Le salut de la flexi-sécurité. « Dans la loi sur la réforme du Code du travail, la sécurité va être l’assurance chômage généralisée. Il faut la faire, et très rapidement », estime Philippe Aghion. Tout le monde sera concerné : indépendants, patrons, etc. L’idée est de dire : comme chacun ayant un emploi est amené à changer de secteur, ou de type de contrat, « il faut une couverture très large. Quelle que soit ma situation, j’ai une couverture et c’est l’Etat qui pilote. C’est un système à la danoise », insiste l’économiste qui, par contre, souligne qu’en ce qui concerne les négociations salariales et conditions de travail, « cela devra se faire davantage au niveau de l’entreprise ou de la branche ». L’idée est la décentralisation, mais tout ce qui est couverture sociale est centralisée et gérée par l’Etat. C’est, effectivement, le système scandinave.

Court et long terme. L’autre grande réforme sera celle de l’Etat et de la fiscalité. « Deux marqueurs très forts ont été donnés par le président de la République, souligne Philippe Aghion.  L’idée est de dire que l’Etat doit définir un périmètre : « il faut que l’on regarde le retour sur investissement des sommes dépensées par le secteur public. Ensuite, il y a des sources d’économies. Le rabot est le seul moyen d’obtenir des économies de très court terme pour rester dans les clous des 3% », explique l’économiste, qui voit trois chantiers : les contrats aidés, les niches fiscales et les effectifs de la fonction publique. « Je suis pour le non remplacement d’un fonctionnaire sur deux dans des secteurs autres que la santé et l’éducation.
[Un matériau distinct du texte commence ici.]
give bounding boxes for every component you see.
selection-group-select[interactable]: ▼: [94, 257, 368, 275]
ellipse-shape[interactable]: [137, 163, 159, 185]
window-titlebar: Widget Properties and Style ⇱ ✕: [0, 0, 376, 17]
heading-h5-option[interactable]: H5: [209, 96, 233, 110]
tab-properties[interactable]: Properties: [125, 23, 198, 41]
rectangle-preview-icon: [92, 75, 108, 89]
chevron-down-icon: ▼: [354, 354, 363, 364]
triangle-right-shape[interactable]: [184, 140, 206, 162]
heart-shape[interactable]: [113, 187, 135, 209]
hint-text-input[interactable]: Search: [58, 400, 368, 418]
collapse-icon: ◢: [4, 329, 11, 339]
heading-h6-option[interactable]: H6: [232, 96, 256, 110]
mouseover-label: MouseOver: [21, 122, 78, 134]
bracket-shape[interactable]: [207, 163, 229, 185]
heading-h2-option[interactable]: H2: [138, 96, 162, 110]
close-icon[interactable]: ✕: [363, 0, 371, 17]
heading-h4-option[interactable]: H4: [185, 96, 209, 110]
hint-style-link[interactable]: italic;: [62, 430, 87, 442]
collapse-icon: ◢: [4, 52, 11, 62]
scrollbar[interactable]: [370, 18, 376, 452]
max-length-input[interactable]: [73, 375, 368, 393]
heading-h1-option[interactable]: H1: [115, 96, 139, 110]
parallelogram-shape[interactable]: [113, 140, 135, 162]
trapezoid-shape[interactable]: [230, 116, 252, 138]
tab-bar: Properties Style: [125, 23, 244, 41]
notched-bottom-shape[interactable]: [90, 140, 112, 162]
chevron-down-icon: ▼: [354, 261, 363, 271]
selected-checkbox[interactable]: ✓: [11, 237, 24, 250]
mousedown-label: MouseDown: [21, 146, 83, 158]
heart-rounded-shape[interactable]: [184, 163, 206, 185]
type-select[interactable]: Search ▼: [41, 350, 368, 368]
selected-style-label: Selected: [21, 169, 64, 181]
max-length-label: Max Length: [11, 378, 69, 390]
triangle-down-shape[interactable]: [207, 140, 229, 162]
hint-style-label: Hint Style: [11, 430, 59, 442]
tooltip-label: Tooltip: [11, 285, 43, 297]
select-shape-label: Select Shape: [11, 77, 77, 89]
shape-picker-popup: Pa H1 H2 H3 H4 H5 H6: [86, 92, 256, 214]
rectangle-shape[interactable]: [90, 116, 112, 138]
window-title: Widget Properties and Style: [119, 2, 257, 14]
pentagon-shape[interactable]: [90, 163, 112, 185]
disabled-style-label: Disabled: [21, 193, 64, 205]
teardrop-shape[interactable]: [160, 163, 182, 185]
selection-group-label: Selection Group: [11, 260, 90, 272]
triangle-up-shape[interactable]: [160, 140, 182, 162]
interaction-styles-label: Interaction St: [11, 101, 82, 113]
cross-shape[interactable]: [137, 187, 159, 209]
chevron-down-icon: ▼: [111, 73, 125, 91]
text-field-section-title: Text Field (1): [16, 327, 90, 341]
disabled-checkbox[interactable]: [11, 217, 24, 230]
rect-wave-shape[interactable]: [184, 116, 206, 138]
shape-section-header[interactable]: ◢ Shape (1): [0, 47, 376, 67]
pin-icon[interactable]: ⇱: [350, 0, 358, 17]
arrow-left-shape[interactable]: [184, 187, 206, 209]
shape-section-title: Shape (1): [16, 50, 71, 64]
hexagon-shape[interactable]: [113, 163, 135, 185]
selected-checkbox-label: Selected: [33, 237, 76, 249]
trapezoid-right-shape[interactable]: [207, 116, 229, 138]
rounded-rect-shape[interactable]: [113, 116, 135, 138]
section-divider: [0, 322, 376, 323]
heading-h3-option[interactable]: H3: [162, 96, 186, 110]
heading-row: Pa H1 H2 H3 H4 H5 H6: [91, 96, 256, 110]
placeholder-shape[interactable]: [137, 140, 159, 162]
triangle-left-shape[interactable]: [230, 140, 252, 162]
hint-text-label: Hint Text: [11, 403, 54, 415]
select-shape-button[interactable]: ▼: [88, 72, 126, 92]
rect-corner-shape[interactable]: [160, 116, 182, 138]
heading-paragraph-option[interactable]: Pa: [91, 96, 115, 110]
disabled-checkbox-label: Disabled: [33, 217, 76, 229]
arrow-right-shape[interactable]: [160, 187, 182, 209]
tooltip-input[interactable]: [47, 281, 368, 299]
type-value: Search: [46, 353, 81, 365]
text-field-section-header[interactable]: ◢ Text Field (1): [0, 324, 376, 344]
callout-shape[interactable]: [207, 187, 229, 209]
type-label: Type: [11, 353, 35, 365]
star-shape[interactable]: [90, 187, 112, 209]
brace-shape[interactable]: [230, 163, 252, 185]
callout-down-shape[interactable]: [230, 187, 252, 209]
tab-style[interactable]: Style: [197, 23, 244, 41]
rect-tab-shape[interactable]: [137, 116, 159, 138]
Ailleurs, je reviendrais à la norme du « un sur deux »,  et l’Etat peut le faire directement sur les emplois qu’il contrôle, ou à travers les dotations aux collectivités territoriales ». A ce sujet, Philippe Aghion appelle à s’assurer que « personne dans les collectivités locales travaille moins que 35 heures. Je ne remets pas en cause les 35 heures et y reste attaché, mais il faut les travailler pleinement ».

Les millefeuilles du long terme. Parmi les pistes évoquées par Philippe Aghion : le millefeuille territorial et le millefeuilles social. Territorial ? «Ill y a trop de communes. Il faudrait que les maires deviennent des agents des intercommunalités. Dans les zones rurales, c’est l’intercommunalité qui devrait être l’unité de base ».  Social : « il faut aller vers des guichets uniques en matière d’allocations familiales, de retraites, etc. ». Enfin, l’informatique, la numérisation au sens large, qui permette aux citoyens d’évaluer la qualité des services publics. « Il faut que le citoyen joue un rôle beaucoup plus important », conclut le professeur au Collège de France.